3.5 Design – Element sets

3.5.1     A metadata element set comes next in the overall design. Here three main categories or groupings of metadata are commonly described:

3.5.1.1  Descriptive Metadata, which is used in the discovery and identification of an object.
3.5.1.2  Structural Metadata, which is used to display and navigate a particular object for a user and includes the information on the internal organization of that object, such as the intended sequence of events and relationships with other objects, such as images or interview transcripts.
3.5.1.3 Administrative Metadata, which represents the management information for the object (such as the namespaces that authorise the metadata itself), dates on which the object was created or modified, technical metadata (its validated content file format, duration, sampling rate, etc.), rights and licensing information. This category includes data essential to preservation.

3.5.2     All three categories, descriptive, structural and administrative, must be present regardless of the operation to be supported, though different sub-sets of the data may exist in any file or instantiation. So, if the metadata supports preservation – “information that supports and documents the digital preservation process” (PREMIS) – then it will be rich in data about the provenance of the object, its authenticity and the actions performed on it. If it supports discovery then some or all of the preservation metadata will be useful to the end user (i.e. as a guarantor of authenticity) though it will be more important to elaborate and emphasise the descriptive, structural and licensing data and provide the means for transforming the raw metadata into intuitive displays or in readiness for harvesting or interaction by networked external users. Needless to say, an item that cannot be found can neither be preserved nor listened to so the more inclusive the metadata, with regard to these operations, the better.

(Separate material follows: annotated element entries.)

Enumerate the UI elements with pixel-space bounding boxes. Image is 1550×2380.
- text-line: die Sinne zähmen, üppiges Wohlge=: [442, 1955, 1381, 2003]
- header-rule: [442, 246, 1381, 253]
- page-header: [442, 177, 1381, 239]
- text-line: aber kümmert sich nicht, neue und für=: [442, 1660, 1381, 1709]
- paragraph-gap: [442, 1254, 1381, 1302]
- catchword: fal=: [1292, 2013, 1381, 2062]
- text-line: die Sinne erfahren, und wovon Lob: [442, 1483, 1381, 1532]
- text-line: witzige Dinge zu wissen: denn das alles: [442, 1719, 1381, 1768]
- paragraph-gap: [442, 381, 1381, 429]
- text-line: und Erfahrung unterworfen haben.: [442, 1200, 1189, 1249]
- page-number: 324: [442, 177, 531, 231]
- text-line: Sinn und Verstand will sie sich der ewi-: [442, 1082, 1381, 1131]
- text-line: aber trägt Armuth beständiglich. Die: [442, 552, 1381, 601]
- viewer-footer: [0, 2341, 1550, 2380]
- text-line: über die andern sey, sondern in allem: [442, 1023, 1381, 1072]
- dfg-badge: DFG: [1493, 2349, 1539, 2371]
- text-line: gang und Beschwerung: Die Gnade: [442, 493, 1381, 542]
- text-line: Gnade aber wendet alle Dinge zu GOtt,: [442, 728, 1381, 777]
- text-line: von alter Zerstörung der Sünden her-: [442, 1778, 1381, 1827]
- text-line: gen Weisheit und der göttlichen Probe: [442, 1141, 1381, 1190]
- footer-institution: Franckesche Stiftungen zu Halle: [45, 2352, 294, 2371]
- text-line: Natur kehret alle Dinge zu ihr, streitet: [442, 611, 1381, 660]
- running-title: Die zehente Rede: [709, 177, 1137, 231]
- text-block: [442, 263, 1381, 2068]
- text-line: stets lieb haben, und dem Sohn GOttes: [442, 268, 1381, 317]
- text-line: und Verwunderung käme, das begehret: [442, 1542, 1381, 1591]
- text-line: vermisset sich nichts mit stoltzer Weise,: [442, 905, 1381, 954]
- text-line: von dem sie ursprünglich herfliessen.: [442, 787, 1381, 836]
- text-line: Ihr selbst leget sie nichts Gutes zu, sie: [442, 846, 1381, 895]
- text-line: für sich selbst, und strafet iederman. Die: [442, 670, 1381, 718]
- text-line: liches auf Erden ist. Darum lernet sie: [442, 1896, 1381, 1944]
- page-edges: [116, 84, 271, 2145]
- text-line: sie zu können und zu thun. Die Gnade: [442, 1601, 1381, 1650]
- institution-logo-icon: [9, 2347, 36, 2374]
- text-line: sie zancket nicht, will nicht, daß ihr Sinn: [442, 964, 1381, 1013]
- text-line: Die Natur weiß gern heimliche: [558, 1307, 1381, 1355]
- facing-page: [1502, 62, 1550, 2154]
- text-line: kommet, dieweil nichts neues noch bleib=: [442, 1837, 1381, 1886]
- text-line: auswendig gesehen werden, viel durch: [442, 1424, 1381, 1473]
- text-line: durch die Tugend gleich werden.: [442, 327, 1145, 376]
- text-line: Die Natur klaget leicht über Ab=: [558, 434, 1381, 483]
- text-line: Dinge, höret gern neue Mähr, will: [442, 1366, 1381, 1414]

3.5.3     Each of those three groupings of metadata may be compiled separately: administrative (technical) metadata as a by-product of mass-digitization; descriptive metadata derived from a legacy database export; rights metadata as clearances are completed and licenses signed. However, the results of these various compilations need to be brought together and maintained in a single metadata instance or set of linked files together with the appropriate statements relating to preservation. It will be essential to relate all these pieces of metadata to a schema or DTD (Document Type Definition) otherwise the metadata will remain just a ‘blob’, an accumulation of data that is legible for humans but unintelligible for machines.